We Southerners know a lot about hurt pride. For a thousand obvious reasons – past and present – it’s part of our DNA, and lots of us walk around with invisible (but heavy) chips on our shoulders. I would venture to say it’s a burden we secretly enjoy, this notion that nobody understands us and everybody’s out to get us. In a strange way, it binds us together in a sort of “us against the world” mentality, a subconscious victims’ society. I believe the lowering of the Confederate flag has fanned that feeling into a frenzy among some of my Southern brethren (and sistren), who imagine that, once again, we’re under attack by outside forces. The fact that they love that feeling – that it gets their rebel blood flowing and sends their self-righteousness soaring – doesn’t help matters. The fact that the flag’s removal was an act of reconciliation made by South Carolinians for South Carolinians seems lost on them, especially in light of the cultural dismantling that’s suddenly sweeping the nation. (More on that in another column. Maybe.)

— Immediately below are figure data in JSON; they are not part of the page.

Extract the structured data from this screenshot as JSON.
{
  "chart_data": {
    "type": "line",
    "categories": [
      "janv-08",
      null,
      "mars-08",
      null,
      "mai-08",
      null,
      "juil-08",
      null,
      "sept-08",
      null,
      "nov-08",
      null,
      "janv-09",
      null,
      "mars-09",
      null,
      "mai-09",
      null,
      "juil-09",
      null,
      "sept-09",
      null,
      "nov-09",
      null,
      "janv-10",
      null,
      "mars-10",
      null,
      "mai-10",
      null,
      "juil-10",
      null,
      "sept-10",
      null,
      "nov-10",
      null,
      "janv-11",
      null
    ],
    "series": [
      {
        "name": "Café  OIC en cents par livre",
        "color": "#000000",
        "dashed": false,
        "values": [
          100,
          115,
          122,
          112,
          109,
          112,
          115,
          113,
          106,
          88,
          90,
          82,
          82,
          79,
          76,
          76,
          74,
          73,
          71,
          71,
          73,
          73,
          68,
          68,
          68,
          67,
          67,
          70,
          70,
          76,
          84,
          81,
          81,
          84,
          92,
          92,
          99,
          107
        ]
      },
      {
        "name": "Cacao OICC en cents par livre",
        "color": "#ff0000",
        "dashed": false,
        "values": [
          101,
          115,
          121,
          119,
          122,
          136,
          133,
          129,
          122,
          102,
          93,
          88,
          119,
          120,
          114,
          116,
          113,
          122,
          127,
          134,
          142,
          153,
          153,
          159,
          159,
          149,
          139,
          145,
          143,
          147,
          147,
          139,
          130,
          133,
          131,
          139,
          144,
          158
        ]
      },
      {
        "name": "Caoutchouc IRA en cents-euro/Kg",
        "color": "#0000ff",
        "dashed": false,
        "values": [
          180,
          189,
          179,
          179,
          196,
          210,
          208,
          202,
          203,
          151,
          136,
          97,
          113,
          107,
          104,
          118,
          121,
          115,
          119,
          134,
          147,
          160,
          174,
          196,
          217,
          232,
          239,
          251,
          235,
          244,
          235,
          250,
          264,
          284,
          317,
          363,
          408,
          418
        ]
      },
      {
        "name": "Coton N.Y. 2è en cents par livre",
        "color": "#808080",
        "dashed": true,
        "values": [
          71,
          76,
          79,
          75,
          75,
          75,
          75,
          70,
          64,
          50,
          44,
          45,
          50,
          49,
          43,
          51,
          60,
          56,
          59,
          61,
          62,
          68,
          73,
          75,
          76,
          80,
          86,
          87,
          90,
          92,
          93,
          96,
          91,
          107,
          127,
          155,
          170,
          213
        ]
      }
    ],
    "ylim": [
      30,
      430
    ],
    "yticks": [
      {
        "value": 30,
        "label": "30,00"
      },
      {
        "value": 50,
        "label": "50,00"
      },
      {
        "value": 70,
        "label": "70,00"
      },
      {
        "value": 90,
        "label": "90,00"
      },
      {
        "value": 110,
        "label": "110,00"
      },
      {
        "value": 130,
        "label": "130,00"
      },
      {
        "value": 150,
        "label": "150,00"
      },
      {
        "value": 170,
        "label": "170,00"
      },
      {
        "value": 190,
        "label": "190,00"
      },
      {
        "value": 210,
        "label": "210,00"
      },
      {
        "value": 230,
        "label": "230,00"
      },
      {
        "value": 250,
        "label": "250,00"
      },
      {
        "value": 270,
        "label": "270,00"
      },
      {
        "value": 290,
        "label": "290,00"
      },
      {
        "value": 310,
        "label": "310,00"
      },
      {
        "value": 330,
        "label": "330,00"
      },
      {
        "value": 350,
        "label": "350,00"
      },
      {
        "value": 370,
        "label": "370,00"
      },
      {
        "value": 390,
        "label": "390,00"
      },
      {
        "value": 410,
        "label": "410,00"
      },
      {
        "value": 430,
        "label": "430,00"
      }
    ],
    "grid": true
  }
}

The thing is, I feel for these people. I love them, even. They are my own. Like me, they probably grew up hearing that the Civil War was “complicated,” that it “wasn’t really about slavery,” that it was about “states’ rights.” These are the soothing things we were told growing up, and only recently did I decide to cut through all the BS out there and go straight to the primary source – the Declaration of Causes of Secession. South Carolina’s is an eloquent document that uses its first half to establish SC’s constitutional right to secede . . . then spends its second half making it 100% clear why the state wanted to secede: to maintain the institution of slavery. Turns out it’s really not complicated at all. That’s a hard truth to face.
Another hard truth? The Confederate flag was conceived as an emblem of white supremacy. And though it later came to symbolize something very different for many of us Southerners – our struggles, our perseverance, the courage of our ancestors, our “rebel” spirit (which we still love to cultivate!) – it never stopped being an emblem of hatred and humiliation for Southerners like Rep. Joe Neal and his family. For that reason alone, it didn’t belong on the grounds of our state Capitol – not in 1961, and not in 2015. I know others disagree, but I think that’s their hurt pride talking.
Hurt pride . . . hurts. But truth heals. Grace heals. Putting the feelings of others before our own? That heals, too. Here in my beloved southland, we all have more healing to do. I’m game if y’all are.